Puede que el micro y el metro, quienes me transportaban por la ciudad, hayan
querido tomar un descanso.
O bien dicho, yo, de ellos. No obstante, ambos escondían algo. Y a raíz de
este pequeño tiempo en que se han hecho ausentes, he podido detectar
algo. Un halo misterioso invisible a la velocidad de sus movimientos.
¿Cómo puedo encontrar algo de seductor al
metro, a ese lugar muerto e impersonal, donde el apuro se confunde con miradas
ensimismadas de pensamientos? Aún no lo sé, puede ser que esa atracción
subterránea se deba a un leve murmullo, lejano y poco descifrable, donde,
paradójicamente, y tan característicos de los lugares muertos, se logran captar
algunos signos interesantes o alguna voz reveladora. Signos que brotan
tímidamente ante nuestro naufragio cotidiano esperando ser puesto en la palma
de las manos y dejarse desnudar poco a poco.
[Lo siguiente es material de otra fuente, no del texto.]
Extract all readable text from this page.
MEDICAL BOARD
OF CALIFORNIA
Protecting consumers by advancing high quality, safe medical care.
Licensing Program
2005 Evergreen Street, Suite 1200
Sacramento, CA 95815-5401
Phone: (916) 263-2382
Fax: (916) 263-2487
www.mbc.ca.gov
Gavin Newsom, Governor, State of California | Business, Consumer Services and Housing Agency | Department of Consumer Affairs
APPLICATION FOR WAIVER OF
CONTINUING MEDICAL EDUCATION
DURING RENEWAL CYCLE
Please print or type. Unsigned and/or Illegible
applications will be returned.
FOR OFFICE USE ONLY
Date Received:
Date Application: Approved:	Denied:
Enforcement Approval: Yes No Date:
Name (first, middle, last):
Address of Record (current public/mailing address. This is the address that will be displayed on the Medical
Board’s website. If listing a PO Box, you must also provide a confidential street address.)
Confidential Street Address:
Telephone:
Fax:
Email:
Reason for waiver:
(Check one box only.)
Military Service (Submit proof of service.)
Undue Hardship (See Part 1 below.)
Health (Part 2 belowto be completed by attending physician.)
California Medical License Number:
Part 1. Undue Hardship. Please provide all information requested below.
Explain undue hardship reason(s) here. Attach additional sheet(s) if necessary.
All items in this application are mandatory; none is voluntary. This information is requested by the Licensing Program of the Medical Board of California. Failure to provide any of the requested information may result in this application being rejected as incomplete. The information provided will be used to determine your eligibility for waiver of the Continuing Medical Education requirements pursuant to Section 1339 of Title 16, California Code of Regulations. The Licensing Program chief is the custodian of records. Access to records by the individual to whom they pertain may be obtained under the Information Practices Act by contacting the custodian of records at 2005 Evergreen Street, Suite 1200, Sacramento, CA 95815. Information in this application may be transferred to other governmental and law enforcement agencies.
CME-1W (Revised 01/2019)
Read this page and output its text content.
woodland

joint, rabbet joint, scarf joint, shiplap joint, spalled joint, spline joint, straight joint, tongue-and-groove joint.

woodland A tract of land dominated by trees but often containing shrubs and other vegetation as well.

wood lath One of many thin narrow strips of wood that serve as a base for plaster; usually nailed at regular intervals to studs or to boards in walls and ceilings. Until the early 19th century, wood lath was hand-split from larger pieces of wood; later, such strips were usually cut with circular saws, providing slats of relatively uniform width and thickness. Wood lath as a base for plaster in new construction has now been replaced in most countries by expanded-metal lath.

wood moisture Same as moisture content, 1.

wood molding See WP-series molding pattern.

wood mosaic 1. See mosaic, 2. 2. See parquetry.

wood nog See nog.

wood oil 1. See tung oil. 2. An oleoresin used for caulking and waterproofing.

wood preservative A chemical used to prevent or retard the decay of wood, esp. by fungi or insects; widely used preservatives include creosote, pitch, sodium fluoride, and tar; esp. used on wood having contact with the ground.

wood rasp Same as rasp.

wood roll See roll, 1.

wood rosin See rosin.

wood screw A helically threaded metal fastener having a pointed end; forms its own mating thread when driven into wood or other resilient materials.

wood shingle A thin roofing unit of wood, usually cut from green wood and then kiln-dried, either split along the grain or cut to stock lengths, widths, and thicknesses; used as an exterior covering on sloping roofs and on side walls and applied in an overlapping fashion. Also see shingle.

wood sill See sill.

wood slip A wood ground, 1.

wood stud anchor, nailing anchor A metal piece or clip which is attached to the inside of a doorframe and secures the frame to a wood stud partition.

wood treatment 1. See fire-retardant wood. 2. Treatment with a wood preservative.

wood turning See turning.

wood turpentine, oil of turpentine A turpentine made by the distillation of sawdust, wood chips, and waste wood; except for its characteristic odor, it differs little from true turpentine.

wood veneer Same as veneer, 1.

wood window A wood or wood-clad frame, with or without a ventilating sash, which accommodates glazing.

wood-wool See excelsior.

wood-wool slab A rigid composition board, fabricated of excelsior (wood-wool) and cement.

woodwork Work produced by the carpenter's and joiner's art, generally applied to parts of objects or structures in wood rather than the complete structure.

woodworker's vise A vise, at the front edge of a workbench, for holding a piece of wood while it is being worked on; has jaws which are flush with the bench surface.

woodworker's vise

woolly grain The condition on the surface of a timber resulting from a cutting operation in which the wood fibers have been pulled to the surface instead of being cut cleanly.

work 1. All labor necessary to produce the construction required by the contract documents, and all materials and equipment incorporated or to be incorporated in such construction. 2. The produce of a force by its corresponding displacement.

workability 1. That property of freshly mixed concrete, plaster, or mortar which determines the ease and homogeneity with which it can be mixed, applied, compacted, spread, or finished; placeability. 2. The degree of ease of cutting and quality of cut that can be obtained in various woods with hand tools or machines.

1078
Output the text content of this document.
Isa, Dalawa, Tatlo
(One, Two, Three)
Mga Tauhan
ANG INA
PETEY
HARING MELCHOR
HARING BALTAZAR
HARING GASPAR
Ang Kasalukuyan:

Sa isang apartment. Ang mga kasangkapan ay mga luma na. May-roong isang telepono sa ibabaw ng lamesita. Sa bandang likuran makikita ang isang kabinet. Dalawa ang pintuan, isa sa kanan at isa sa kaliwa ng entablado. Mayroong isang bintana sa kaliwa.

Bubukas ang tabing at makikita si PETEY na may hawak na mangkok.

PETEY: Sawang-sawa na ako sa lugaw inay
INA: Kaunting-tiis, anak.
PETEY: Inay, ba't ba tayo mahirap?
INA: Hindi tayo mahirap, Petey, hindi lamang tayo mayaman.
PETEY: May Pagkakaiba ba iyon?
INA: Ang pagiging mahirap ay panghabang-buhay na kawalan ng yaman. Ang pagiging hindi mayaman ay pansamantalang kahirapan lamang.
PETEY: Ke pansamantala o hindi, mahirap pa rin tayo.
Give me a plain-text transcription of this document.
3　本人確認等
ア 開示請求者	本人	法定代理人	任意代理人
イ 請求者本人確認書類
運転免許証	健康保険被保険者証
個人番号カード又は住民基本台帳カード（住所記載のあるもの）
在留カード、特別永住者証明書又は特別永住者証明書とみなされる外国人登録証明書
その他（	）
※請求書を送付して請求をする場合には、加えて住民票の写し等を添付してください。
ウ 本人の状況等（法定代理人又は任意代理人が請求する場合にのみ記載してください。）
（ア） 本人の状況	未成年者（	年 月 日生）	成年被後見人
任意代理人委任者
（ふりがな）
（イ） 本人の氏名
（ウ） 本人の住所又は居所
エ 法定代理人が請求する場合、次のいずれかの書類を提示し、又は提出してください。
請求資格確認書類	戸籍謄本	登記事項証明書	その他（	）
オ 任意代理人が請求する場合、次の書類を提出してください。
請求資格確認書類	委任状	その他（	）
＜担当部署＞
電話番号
El metro, danza de la apatía y el deseo, nos
recuerda que el asombro, el azar y la coincidencia, son fuerzas que si bien las
hemos guardado en nuestro silencio, pueden dinamitar en cualquier momento la
solidez de nuestro ensimismamiento y golpear las pestañas de nuestra mirada perdida,
absorbida por macabras fantasías o, simplemente, por la uniforme marcha del
tren, la cual unifica todo los sonidos y ruidos de su movimiento en un sencillo
adormecimiento de nuestros sentidos.
Y es ante este letargo donde aterriza
inesperadamente el asombro, ese momento único e infinitesimal de ver o
presenciar algo absolutamente nuevo e inaudito, en que sólo reaccionamos
abriendo, sin darnos cuenta, la boca. Ocurre, por ejemplo, cuando vemos manchas
de sangre en el piso. ¿Cómo no reducir toda nuestra atención en huellas de
sangre? ¿Cómo no anular el resto del mundo con la mirada perdida hacia la
sangre hecha huella? ¿Qué fuerza interior nos hace querer observar obsesivamente
gotas de sangre en el piso? ¿De qué persona vendrá, de que parte de su cuerpo,
qué le habrá pasado? No puedo apartar mis ojos del piso, el encantamiento de simples
gotas de sangre marcan un camino totalmente distinto al que en realidad conducían
mis pies. Me abstraigo. Y no me importa chocar contra alguien, quien muy bien
puede ofrecerme otro asombro, otra coincidencia, otro azar.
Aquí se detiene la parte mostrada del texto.